The lawyer shot a glance at Edmund underneath his brows, but he took his leave very ceremoniously of the old lady, who had been accompanied by a female figure, a few steps behind her. She turned round to take this companion’s arm, to mount the slope.
“ Why, the girl is gone ! ” she cried. “ Mr. Mitford, I beg your pardon ! I was so occupied in saying good-by to Mr. Gavelkind that I’ve never said ‘ How d’ ye do ’ to you. I wonder if you ’ll give me your arm to help me up the bank ? Thank you. I’ve always noticed you were nice to old people. And so was your poor brother. Is it true what I hear, that it’s the youngest that is to succeed to the property ? Somebody told me so this very day.”
“ There is no question of succeeding to the property at present, Mrs. Travers. My father is well and strong, and I hope may keep it himself for many years.”
“ That’s a very proper feeling ; I approve of it greatly. When Lizzy marries, I hope it will not be any one who will grudge me every day I live ; for of course I will leave her everything, — everything that is in my power.”
Edmund made a little bow of assent, but he did not feel it necessary to enter into the possible sentiments of the man whom Lizzy might marry. The old lady looked at him closely, her keen eyes undimmed by the little gasps and pantings with which she had dragged herself up the steep ascent.
“ I have not so much in my power as you would think,” said Mrs. Travers, “ for all the property belongs to Lizzy after my death. Her uncle thought that was only just, seeing that her father began the business, though it was my husband who made the money. Everybody has his own way of thinking, Mr. Mitford, but I must say I felt it a little not to have anything in my own power. Of course I should have left it to Lizzy, — who else should I leave it to ? — but everybody likes to be trusted, and to have something in their own power.”
“ No doubt,” returned Edmund, gravely. The little old lady clung to his arm, and kept looking up from time to time suddenly, as if to take him at a disadvantage, and read whatever unintentional meaning might pass over his face.
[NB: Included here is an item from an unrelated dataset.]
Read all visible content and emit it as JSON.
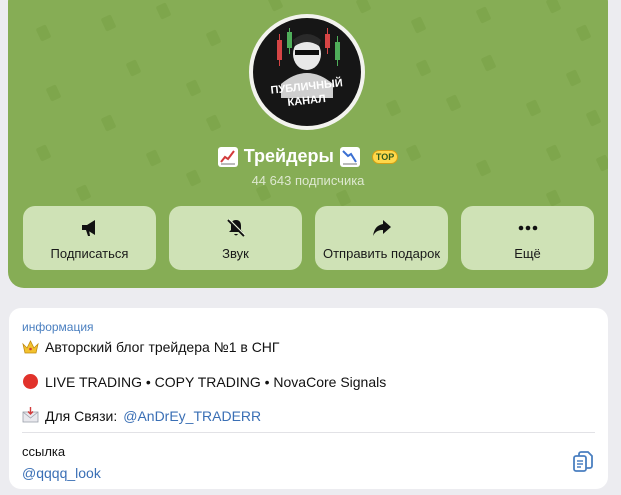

“ If she married a man whom I approved of, they might go on living with me, perhaps. I would not make it a promise ; but if he were a person I liked, and one who would behave properly to an elderly lady— They don’t generally, Mr. Mitford ; when a woman has ceased to be young, they have a way of looking at her as if she had no right to live at all. Oh, I know what I am saying. I am not Lizzy’s mother, it is true, but I should be more or less in the position of a mother-in-law, and that is what I never could put up with. Give a dog an ill-name and hang him, they say ; call a woman a mother-in-law, and it’s the same thing ; though why a respectable woman should be turned into a fiend by the marriage of her daughter I have never been able to find out. Happily, Lizzy is not my daughter, but it comes to very much the same thing.”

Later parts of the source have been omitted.